La voce e il buio

Si dice che non si decida di diventare un attore o un doppiatore. Semplicemente, lo si è già. Nel mestiere che non ho scelto di praticare, all’interno di una stanza buia con la sola compagnia di un copione, uno schermo e un microfono davanti a sé, l’errore è all’ordine del giorno.

Si sbaglia nell’articolare una parola, ci si perde tra i labirinti semantici di righe contorte e frasi spesso difficili da pronunciare, non si riesce a rispettare il labiale di chi si sta doppiando. Un attore ride, piange, si emoziona e si dispera per noi e per se stesso. Ci consegna una vita che non è la nostra e non è la sua. Persino il suo silenzio, tra una battuta e l’altra, naviga su frequenze che raramente riusciamo a percepire. Cerca il suo equilibrio e, molto spesso, è proprio il non trovarlo a consacrarne il genio.

“Buona, andava bene! Ma sei un po’ scivolato sul finale, ne facciamo un’altra per sicurezza!”. Questo e molto altro è ciò che un direttore (il regista nel campo del doppiaggio) si trova a dover pronunciare varie volte nell’arco di una giornata lavorativa. Eppure, sa benissimo che la seconda prova – seppur magistrale nella musicalità e nell’articolazione – perderà quella scintilla di spontaneità cui il doppiatore si era affidato all’inizio. Semplicemente, non avendo attivato i centri razionali del cervello, per un attimo infinitesimale era stato egli stesso quella battuta.

Capita spesso, soprattutto in film molto vecchi, di imbattersi in doppiaggi non perfetti stilisticamente: voci sporche, audio grezzo, stacchi troppo marcati. Il suono però, di per sé, non esiste senza una fonte ricettiva a percepirlo: ecco perché, in una lavorazione perfetta stilisticamente, il nostro cervello ci porterà a sentire la mancanza di quell’errore, la parte più umana dell’attore.

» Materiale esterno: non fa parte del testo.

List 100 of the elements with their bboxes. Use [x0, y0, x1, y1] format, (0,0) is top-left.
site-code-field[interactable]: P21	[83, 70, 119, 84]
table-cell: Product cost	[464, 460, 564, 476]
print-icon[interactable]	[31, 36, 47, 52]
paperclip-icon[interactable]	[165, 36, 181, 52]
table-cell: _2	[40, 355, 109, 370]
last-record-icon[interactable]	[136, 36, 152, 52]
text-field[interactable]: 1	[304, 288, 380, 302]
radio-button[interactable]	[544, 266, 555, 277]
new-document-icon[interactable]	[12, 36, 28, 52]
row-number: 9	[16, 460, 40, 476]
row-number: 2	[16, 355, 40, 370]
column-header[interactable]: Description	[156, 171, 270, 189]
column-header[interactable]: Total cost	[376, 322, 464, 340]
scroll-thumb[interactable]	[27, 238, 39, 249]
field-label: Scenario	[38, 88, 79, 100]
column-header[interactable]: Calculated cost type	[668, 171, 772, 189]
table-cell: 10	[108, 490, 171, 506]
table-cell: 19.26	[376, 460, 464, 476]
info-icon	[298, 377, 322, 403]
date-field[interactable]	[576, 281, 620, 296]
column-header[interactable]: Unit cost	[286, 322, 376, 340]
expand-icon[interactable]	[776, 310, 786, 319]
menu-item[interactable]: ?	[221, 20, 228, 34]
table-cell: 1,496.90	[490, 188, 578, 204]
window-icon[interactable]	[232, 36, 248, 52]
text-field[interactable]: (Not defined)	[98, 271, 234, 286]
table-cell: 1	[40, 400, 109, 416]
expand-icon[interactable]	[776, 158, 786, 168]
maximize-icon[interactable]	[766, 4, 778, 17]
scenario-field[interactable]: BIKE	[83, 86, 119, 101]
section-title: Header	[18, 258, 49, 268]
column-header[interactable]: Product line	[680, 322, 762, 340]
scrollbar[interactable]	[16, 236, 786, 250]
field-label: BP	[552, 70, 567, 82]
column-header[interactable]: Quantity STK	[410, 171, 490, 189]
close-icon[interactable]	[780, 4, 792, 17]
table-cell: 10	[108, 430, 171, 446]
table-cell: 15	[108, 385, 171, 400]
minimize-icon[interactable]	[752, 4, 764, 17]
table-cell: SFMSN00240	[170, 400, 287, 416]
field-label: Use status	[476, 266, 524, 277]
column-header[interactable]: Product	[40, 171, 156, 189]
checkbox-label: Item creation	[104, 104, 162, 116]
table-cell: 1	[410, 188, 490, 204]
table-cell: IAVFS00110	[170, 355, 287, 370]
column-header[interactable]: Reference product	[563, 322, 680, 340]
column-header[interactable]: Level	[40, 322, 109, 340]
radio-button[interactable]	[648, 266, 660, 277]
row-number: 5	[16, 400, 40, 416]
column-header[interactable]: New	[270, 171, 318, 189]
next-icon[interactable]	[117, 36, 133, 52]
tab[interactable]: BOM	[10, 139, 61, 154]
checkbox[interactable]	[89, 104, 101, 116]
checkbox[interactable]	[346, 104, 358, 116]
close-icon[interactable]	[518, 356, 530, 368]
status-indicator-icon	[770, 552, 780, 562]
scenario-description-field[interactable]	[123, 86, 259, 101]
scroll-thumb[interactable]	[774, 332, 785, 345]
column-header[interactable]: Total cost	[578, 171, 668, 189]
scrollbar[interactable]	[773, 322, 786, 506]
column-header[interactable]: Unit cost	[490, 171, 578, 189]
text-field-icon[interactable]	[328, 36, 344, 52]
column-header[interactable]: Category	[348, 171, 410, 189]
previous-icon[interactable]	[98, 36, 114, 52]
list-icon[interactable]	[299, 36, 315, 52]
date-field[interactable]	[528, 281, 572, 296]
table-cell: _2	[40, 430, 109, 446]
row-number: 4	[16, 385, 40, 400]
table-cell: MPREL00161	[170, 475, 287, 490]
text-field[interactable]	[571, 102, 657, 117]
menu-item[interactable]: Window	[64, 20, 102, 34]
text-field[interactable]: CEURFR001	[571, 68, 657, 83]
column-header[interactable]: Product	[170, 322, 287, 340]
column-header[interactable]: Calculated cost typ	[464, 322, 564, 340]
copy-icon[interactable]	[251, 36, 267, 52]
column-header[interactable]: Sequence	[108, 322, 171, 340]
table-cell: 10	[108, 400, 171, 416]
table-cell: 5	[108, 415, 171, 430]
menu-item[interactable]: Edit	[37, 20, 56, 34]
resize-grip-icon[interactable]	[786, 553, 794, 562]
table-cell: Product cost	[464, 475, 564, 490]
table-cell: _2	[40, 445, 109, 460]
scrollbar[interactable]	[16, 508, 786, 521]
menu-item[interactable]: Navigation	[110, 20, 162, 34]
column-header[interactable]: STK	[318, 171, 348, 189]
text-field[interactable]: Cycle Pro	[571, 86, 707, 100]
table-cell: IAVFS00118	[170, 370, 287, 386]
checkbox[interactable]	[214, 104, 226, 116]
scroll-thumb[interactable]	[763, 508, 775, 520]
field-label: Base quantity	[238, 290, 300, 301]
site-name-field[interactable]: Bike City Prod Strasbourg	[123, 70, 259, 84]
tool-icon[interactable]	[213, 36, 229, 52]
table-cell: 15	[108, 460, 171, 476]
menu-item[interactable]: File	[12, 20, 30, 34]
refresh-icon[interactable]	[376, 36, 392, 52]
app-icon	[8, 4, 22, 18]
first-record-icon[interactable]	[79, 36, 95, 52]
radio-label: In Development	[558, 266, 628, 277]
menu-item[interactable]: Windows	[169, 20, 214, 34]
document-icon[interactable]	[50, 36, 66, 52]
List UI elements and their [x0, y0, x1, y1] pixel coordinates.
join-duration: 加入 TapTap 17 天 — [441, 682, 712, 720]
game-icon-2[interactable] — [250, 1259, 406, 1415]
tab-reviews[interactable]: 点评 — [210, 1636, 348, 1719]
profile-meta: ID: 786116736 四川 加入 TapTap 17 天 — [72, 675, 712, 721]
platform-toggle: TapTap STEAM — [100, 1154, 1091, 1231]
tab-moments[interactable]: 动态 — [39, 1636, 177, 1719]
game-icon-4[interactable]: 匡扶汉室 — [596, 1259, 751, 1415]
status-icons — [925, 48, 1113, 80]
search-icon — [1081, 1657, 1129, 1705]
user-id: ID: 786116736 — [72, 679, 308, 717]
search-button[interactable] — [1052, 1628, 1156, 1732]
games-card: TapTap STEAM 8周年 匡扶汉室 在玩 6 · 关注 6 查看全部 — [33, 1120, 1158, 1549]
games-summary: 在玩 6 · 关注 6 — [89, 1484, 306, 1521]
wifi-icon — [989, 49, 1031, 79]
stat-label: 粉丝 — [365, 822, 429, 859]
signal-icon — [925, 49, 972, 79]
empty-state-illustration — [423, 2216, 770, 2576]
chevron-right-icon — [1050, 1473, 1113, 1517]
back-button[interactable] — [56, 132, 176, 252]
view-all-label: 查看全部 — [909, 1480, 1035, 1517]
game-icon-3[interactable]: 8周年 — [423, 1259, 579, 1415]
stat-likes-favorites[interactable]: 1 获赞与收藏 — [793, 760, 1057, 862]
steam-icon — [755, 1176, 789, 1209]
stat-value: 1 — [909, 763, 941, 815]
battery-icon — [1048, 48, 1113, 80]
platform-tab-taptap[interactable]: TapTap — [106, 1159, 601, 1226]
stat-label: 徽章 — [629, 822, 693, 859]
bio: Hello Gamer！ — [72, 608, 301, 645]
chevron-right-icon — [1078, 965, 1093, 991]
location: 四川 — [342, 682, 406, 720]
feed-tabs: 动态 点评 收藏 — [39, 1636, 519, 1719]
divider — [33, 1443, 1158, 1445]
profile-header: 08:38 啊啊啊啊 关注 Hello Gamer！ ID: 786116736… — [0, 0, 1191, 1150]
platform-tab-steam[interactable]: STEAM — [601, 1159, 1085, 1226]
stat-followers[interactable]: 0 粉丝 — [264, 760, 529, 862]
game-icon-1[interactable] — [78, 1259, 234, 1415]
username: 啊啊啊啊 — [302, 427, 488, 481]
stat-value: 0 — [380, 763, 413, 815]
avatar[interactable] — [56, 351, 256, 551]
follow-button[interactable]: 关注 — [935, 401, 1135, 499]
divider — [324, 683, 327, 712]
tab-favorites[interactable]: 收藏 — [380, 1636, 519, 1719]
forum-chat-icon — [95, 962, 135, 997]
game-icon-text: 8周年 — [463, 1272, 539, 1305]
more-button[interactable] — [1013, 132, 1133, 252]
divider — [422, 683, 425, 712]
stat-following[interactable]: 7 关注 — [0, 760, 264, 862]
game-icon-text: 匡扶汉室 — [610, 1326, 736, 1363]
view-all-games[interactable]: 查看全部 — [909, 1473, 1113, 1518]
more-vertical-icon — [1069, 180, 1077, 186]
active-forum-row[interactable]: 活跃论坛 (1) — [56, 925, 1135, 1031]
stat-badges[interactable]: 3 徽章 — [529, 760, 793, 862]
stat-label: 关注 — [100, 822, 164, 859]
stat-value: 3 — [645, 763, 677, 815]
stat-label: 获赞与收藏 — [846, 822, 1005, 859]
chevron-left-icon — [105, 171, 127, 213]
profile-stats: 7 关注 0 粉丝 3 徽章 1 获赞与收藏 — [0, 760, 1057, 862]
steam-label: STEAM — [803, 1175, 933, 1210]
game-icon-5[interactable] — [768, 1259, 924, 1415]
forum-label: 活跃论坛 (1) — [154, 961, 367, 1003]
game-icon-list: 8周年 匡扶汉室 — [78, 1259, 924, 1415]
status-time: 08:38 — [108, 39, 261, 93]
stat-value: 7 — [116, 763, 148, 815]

La memoria acustica, similmente a quella fotografica, va a ricercare suoni a noi familiari che sappiano calmarci, donarci conforto, benessere e protezione. Il medesimo procedimento si verifica anche quando è lo spettatore stesso a cadere in un abbaglio: quanti sarebbero disposti ad accettare che, nel film “The Mask”, il tormentone non fosse “spumeggiante” bensì “sfumeggiante” (dall’inglese “smokin’”)? Che la regina cattiva di Biancaneve non dicesse “specchio, specchio delle mie brame” ma “specchio, servo delle mie brame”? Che la “supercazzola” di “Amici miei” in realtà fosse una “supercazzora”?
L’errore è parte della nostra biologia, è ciò che ci rende umani: ci distingue da un indefettibile orologio atomico che perde solamente un secondo ogni cinque miliardi di anni ma di cui nessuno avrà mai memoria.

Ci impegniamo a costruire macchine efficienti e infallibili: nel lavoro proviamo a emularle, a sbagliare il meno possibile, a essere perennemente performanti e inattaccabili. Dimentichiamo che nella nostra vivace fantasia letteraria ogni robot futuristico lotta con le unghie e con i denti con viti e cingoli per poter diventare umano: chi non ricorda l’emozionante finale de “L’uomo bicentenario”, in cui l’androide Andrew preferisce morire da essere umano piuttosto che vivere per sempre come macchina?

L’errore ci eleva, così nella recitazione come nella vita: d’altronde, anche il miglior comico del mondo non riuscirebbe a far ridere alcuno senza aver prima conosciuto la sofferenza egli stesso.